Alternatively, you can also choose to increase number to get an even higher fidelity than the default for your most important environments. The upper limit is 100.000 new end to end requests/process/min. For all intends and purposes this would tell the OneAgent to capture all requests. This is useful if you need to ensure the capture of even rare requests in high volume environments

You should be careful with setting this value too high, because it could force the Dynatrace Managed cluster into a resource shortage situation or force you to add much more hardware.

How to change the Adaptive capture control limit for specific process groups

In certain situations, you might only want to reduce the amount of PurePaths captured for specific processes or process groups. To accommodate this, you can lower the number of captured transactions for a specific environment or certain process groups.

How change the Adaptive capture control limit for specific process groups

As you can see this also allows an environment admin to reduce the number of PurePaths for the whole environment. This useful to reduce the network traffic produced by the OneAgents on this environment.

FAQ

How does "Dynatrace OneAgent - Adaptive traffic management" affect charts, baselining, and alerting?

The short answer is, not at all.

The shaping of the traffic is accounted for transparently and done in a way that will ensure statistical validity while capturing rare requests with higher probability. All charts will still show the total real number of requests that your application processes. Any ad-hoc analysis will do so as well. The AI is not impacted at all. The one place where this will be visible is in the PurePath list, as you will see a message says, “x more like this”.

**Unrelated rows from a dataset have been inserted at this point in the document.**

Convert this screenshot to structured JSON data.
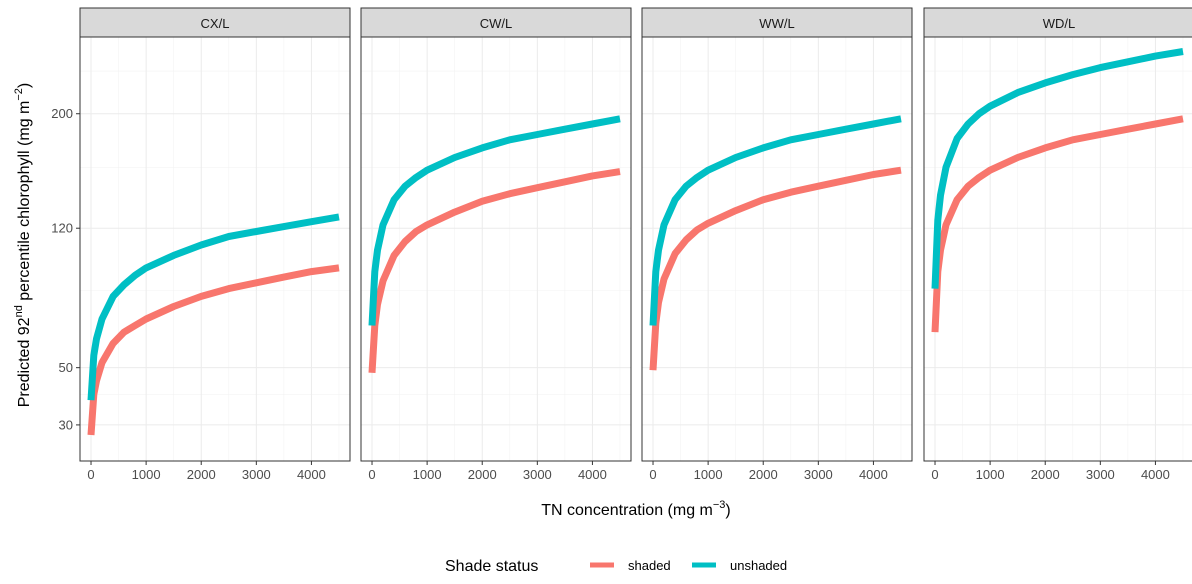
{
  "chart_data": {
    "type": "line",
    "xlabel": "TN concentration  (mg  m",
    "xlabel_sup": "−3",
    "xlabel_end": ")",
    "ylabel_parts": {
      "a": "Predicted 92",
      "sup1": "nd",
      "b": " percentile chlorophyll (mg   m",
      "sup2": "−2",
      "c": ")"
    },
    "x_ticks": [
      0,
      1000,
      2000,
      3000,
      4000
    ],
    "x_tick_labels": [
      "0",
      "1000",
      "2000",
      "3000",
      "4000"
    ],
    "y_ticks": [
      30,
      50,
      120,
      200
    ],
    "y_tick_labels": [
      "30",
      "50",
      "120",
      "200"
    ],
    "y_scale": "sqrt",
    "xlim": [
      -200,
      4700
    ],
    "ylim": [
      20,
      265
    ],
    "grid": true,
    "legend": {
      "title": "Shade status",
      "position": "bottom",
      "entries": [
        {
          "name": "shaded",
          "color": "#F8766D"
        },
        {
          "name": "unshaded",
          "color": "#00BFC4"
        }
      ]
    },
    "panels": [
      {
        "strip": "CX/L",
        "series": [
          {
            "name": "shaded",
            "color": "#F8766D",
            "x": [
              0,
              50,
              100,
              200,
              400,
              600,
              800,
              1000,
              1500,
              2000,
              2500,
              3000,
              3500,
              4000,
              4500
            ],
            "y": [
              27,
              40,
              45,
              52,
              60,
              65,
              68,
              71,
              77,
              82,
              86,
              89,
              92,
              95,
              97
            ]
          },
          {
            "name": "unshaded",
            "color": "#00BFC4",
            "x": [
              0,
              50,
              100,
              200,
              400,
              600,
              800,
              1000,
              1500,
              2000,
              2500,
              3000,
              3500,
              4000,
              4500
            ],
            "y": [
              38,
              55,
              62,
              71,
              82,
              88,
              93,
              97,
              104,
              110,
              115,
              118,
              121,
              124,
              127
            ]
          }
        ]
      },
      {
        "strip": "CW/L",
        "series": [
          {
            "name": "shaded",
            "color": "#F8766D",
            "x": [
              0,
              50,
              100,
              200,
              400,
              600,
              800,
              1000,
              1500,
              2000,
              2500,
              3000,
              3500,
              4000,
              4500
            ],
            "y": [
              48,
              68,
              78,
              90,
              104,
              112,
              118,
              122,
              130,
              137,
              142,
              146,
              150,
              154,
              157
            ]
          },
          {
            "name": "unshaded",
            "color": "#00BFC4",
            "x": [
              0,
              50,
              100,
              200,
              400,
              600,
              800,
              1000,
              1500,
              2000,
              2500,
              3000,
              3500,
              4000,
              4500
            ],
            "y": [
              68,
              95,
              107,
              122,
              138,
              147,
              153,
              158,
              167,
              174,
              180,
              184,
              188,
              192,
              196
            ]
          }
        ]
      },
      {
        "strip": "WW/L",
        "series": [
          {
            "name": "shaded",
            "color": "#F8766D",
            "x": [
              0,
              50,
              100,
              200,
              400,
              600,
              800,
              1000,
              1500,
              2000,
              2500,
              3000,
              3500,
              4000,
              4500
            ],
            "y": [
              49,
              69,
              79,
              91,
              105,
              113,
              119,
              123,
              131,
              138,
              143,
              147,
              151,
              155,
              158
            ]
          },
          {
            "name": "unshaded",
            "color": "#00BFC4",
            "x": [
              0,
              50,
              100,
              200,
              400,
              600,
              800,
              1000,
              1500,
              2000,
              2500,
              3000,
              3500,
              4000,
              4500
            ],
            "y": [
              68,
              95,
              107,
              122,
              138,
              147,
              153,
              158,
              167,
              174,
              180,
              184,
              188,
              192,
              196
            ]
          }
        ]
      },
      {
        "strip": "WD/L",
        "series": [
          {
            "name": "shaded",
            "color": "#F8766D",
            "x": [
              0,
              50,
              100,
              200,
              400,
              600,
              800,
              1000,
              1500,
              2000,
              2500,
              3000,
              3500,
              4000,
              4500
            ],
            "y": [
              65,
              95,
              107,
              122,
              138,
              147,
              153,
              158,
              167,
              174,
              180,
              184,
              188,
              192,
              196
            ]
          },
          {
            "name": "unshaded",
            "color": "#00BFC4",
            "x": [
              0,
              50,
              100,
              200,
              400,
              600,
              800,
              1000,
              1500,
              2000,
              2500,
              3000,
              3500,
              4000,
              4500
            ],
            "y": [
              86,
              125,
              141,
              160,
              181,
              192,
              200,
              206,
              217,
              225,
              232,
              238,
              243,
              248,
              252
            ]
          }
        ]
      }
    ]
  }
}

Why can't I find my request?

Yes, that is true. If your Dynatrace managed cluster is undersized or if the request in question comes from a high-volume tier (more than 1000/min) Dynatrace might not capture certain requests. The OneAgent is doing its best to capture all unique requests, but there are of course limits. We are also always working on improving this mechanism. You can reduce the produce traffic by excluding unimportant requests from being captured (via the web request URL exclusion rules). This will leave more volume available for your important requests. In Dynatrace Managed you can also increase the number of PurePaths being captured if this is important to you.